The authors analyze and challenge a recent proposed solution to Hilbert's 16th Problem, providing counterexamples and discussing inconsistencies with established growth estimates.

Findings

The proposed solution contradicts known asymptotic growth of limit cycles.

Counterexamples demonstrate the proposed formula's inaccuracies.

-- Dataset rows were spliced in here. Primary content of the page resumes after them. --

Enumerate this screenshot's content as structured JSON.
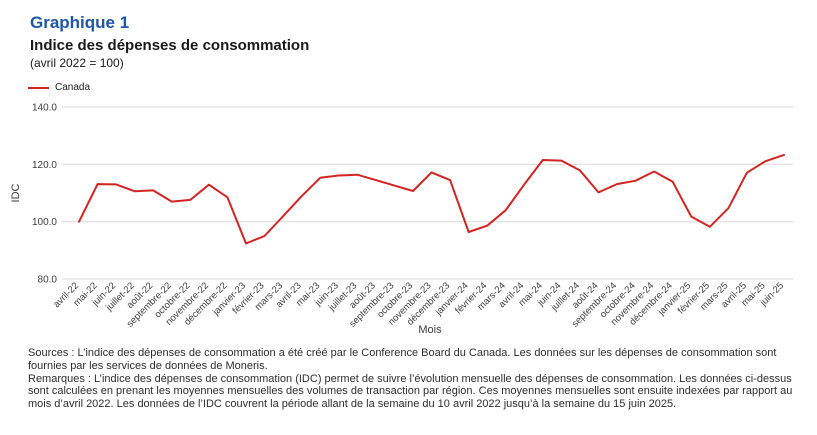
{
  "header": {
    "chart_label": "Graphique 1",
    "title": "Indice des dépenses de consommation",
    "subtitle": "(avril 2022 = 100)"
  },
  "legend": {
    "series_label": "Canada"
  },
  "colors": {
    "title_blue": "#1f57a8",
    "line_red": "#d22421",
    "gridline": "#d9d9d9",
    "heading_text": "#1a1a1a",
    "axis_text": "#3c3c3c",
    "footer_text": "#2e2e2e"
  },
  "chart_data": {
    "type": "line",
    "title": "Indice des dépenses de consommation (avril 2022 = 100)",
    "xlabel": "Mois",
    "ylabel": "IDC",
    "ylim": [
      80,
      140
    ],
    "yticks": [
      80,
      100,
      120,
      140
    ],
    "ytick_labels": [
      "80.0",
      "100.0",
      "120.0",
      "140.0"
    ],
    "grid": true,
    "legend_position": "top-left",
    "categories": [
      "avril-22",
      "mai-22",
      "juin-22",
      "juillet-22",
      "août-22",
      "septembre-22",
      "octobre-22",
      "novembre-22",
      "décembre-22",
      "janvier-23",
      "février-23",
      "mars-23",
      "avril-23",
      "mai-23",
      "juin-23",
      "juillet-23",
      "août-23",
      "septembre-23",
      "octobre-23",
      "novembre-23",
      "décembre-23",
      "janvier-24",
      "février-24",
      "mars-24",
      "avril-24",
      "mai-24",
      "juin-24",
      "juillet-24",
      "août-24",
      "septembre-24",
      "octobre-24",
      "novembre-24",
      "décembre-24",
      "janvier-25",
      "février-25",
      "mars-25",
      "avril-25",
      "mai-25",
      "juin-25"
    ],
    "series": [
      {
        "name": "Canada",
        "color": "#d22421",
        "values": [
          100.0,
          113.1,
          113.0,
          110.6,
          110.9,
          107.0,
          107.6,
          112.9,
          108.5,
          92.4,
          95.0,
          101.9,
          108.9,
          115.3,
          116.1,
          116.4,
          114.5,
          112.6,
          110.7,
          117.2,
          114.5,
          96.4,
          98.6,
          104.0,
          113.0,
          121.5,
          121.3,
          117.9,
          110.2,
          113.1,
          114.3,
          117.5,
          113.9,
          101.8,
          98.2,
          104.7,
          117.1,
          121.1,
          123.3
        ]
      }
    ]
  },
  "footer": {
    "sources": "Sources : L’indice des dépenses de consommation a été créé par le Conference Board du Canada. Les données sur les dépenses de consommation sont fournies par les services de données de Moneris.",
    "remarks": "Remarques : L’indice des dépenses de consommation (IDC) permet de suivre l’évolution mensuelle des dépenses de consommation. Les données ci-dessus sont calculées en prenant les moyennes mensuelles des volumes de transaction par région. Ces moyennes mensuelles sont ensuite indexées par rapport au mois d’avril 2022. Les données de l’IDC couvrent la période allant de la semaine du 10 avril 2022 jusqu’à la semaine du 15 juin 2025."
  }
}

The paper clarifies the limitations of recent claims on Hilbert's 16th Problem.

Abstract

For a given natural number $n$, the second part of Hilbert's 16th Problem asks whether there exists a finite upper bound for the maximum number of limit cycles that planar polynomial vector fields of degree $n$ can have. This maximum number of limit cycle, denoted by $H(n)$, is called the $n$th Hilbert number. It is well-established that $H(n)$ grows asymptotically as fast as $n^2 \log n$. A direct consequence of this growth estimation is that $H(n)$ cannot be bounded from above by any quadratic polynomial function of $n$. Recently, the authors of the paper [Exploring limit cycles of differential equations through information geometry unveils the solution to Hilbert's 16th problem. Entropy, 26(9), 2024] affirmed to have solved the second part of Hilbert's 16th Problem by claiming that $H(n) = 2(n - 1)(4(n - 1) - 2)$. Since this expression is quadratic in $n$, it contradicts the established asymptotic behavior and, therefore, cannot hold. In this note, we further explore this issue by discussing some counterexamples.